Community Awareness Programmes
Creating awareness through selected media such as puppet shows, street plays, slides, talks etc and through informal discussions with the women, the mothers of the disabled and the key persons of the community. Our most successful programme is the puppet theater since it educates as it entertains. It gives an added advantage of interacting directly with the audience and gives us valuable insight into community perceptions on a variety of issues.
Regular health camps are conducted which identify children with disabilities and delayed development. A gradual shift in outreach to accommodate identified needs is the identification and referral of children with disabilities other than intellectual disability
Training of Trainers
Community OutreachThrough our community awareness programmes, we identify potential workers who will be willing to train themselves to participate in our activities.

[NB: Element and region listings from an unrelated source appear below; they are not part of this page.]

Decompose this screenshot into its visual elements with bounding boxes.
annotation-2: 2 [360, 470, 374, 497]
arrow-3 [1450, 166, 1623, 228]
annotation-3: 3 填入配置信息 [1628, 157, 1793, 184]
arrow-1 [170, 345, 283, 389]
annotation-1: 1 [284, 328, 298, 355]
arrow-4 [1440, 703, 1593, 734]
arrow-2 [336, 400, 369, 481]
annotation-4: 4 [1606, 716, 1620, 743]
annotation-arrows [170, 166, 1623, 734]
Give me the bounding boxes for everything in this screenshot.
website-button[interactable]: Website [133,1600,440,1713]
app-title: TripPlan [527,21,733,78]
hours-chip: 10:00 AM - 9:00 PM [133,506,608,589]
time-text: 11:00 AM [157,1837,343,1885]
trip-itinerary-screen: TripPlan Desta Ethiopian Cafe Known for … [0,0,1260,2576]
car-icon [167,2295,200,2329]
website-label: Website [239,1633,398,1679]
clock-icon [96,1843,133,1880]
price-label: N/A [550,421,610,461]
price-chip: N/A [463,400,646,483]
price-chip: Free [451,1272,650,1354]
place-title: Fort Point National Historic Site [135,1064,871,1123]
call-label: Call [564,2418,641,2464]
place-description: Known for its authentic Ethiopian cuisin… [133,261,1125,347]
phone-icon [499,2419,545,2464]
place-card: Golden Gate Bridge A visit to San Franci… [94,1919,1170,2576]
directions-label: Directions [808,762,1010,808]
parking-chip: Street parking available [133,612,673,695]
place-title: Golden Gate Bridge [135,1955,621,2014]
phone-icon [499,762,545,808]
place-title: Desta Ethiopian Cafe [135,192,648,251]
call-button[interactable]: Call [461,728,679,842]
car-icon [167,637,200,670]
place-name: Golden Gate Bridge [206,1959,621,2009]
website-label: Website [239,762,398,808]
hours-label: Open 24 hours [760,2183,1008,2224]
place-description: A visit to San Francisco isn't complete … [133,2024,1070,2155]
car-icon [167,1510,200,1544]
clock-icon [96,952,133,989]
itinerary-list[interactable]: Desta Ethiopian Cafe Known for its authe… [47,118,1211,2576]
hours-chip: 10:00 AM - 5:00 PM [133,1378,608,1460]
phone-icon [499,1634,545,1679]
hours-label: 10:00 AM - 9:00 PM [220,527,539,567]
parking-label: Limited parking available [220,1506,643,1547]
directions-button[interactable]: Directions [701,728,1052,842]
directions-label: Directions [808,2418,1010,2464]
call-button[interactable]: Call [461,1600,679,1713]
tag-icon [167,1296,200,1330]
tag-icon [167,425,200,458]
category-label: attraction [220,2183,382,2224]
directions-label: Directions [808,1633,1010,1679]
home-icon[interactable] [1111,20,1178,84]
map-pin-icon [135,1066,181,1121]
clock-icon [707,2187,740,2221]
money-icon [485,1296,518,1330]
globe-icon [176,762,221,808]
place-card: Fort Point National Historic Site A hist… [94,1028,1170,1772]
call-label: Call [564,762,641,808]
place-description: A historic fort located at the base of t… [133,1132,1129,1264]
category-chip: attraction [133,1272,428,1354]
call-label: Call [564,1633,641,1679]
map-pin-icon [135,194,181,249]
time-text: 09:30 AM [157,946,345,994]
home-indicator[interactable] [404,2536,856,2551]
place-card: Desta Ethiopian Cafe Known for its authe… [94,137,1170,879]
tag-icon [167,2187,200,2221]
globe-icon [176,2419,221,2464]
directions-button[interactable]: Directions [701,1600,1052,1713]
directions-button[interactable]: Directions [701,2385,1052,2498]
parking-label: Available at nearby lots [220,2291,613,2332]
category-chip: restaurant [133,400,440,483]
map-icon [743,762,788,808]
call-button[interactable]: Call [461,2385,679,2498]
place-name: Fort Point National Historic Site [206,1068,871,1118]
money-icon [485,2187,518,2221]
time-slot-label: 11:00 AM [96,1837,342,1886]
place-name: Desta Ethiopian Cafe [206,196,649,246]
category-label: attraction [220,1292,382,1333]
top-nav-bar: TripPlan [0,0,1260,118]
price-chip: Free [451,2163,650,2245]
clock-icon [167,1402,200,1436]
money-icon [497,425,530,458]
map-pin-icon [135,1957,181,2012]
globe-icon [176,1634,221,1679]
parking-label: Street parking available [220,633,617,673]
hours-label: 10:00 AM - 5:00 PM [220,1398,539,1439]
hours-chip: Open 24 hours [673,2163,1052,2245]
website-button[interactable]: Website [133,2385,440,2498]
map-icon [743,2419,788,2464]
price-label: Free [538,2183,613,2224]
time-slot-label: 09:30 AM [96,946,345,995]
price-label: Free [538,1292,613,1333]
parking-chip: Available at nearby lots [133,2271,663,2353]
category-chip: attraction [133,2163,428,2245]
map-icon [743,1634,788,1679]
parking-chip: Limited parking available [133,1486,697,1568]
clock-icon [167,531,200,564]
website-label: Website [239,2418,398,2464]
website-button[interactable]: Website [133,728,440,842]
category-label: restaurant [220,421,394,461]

Their input is crucial and they are able to establish an immediate rapport with the community which was something we could not do since we were seen as outsiders. The women are trained to conduct surveys to identify children with intellectual disability in the 0 to 12 years age group. They are also given some training in basic skills in listening and counseling, transferring the skills of home management of the child with intellectual disability to the mother or care giver, to be carried out in the home of the child. Six monthly orientation sessions keeps them updated on the latest issues pertaining to disability Involvement in our activities and provides them with some income. It also gives them an improved self-image and leads to changed community perceptions as well as an improved role in their own families. Training faculty are Samadhan’s senior professional staff.
We also organize speakers on other issues relevant to their work such as importance of breast feeding, infant nutrition, ORD, management of epilepsy and other disability related issues. We have a well established module whereby the more experienced community workers and mothers who have been successfully empowered according to their potential are given faculty positions in our training component. This boosts self-esteem and their role as women with responsible jobs and who earn an income changes the way they are seen. No longer are they ‘mere’ women but contributors to the family income and respected by numbers of the community.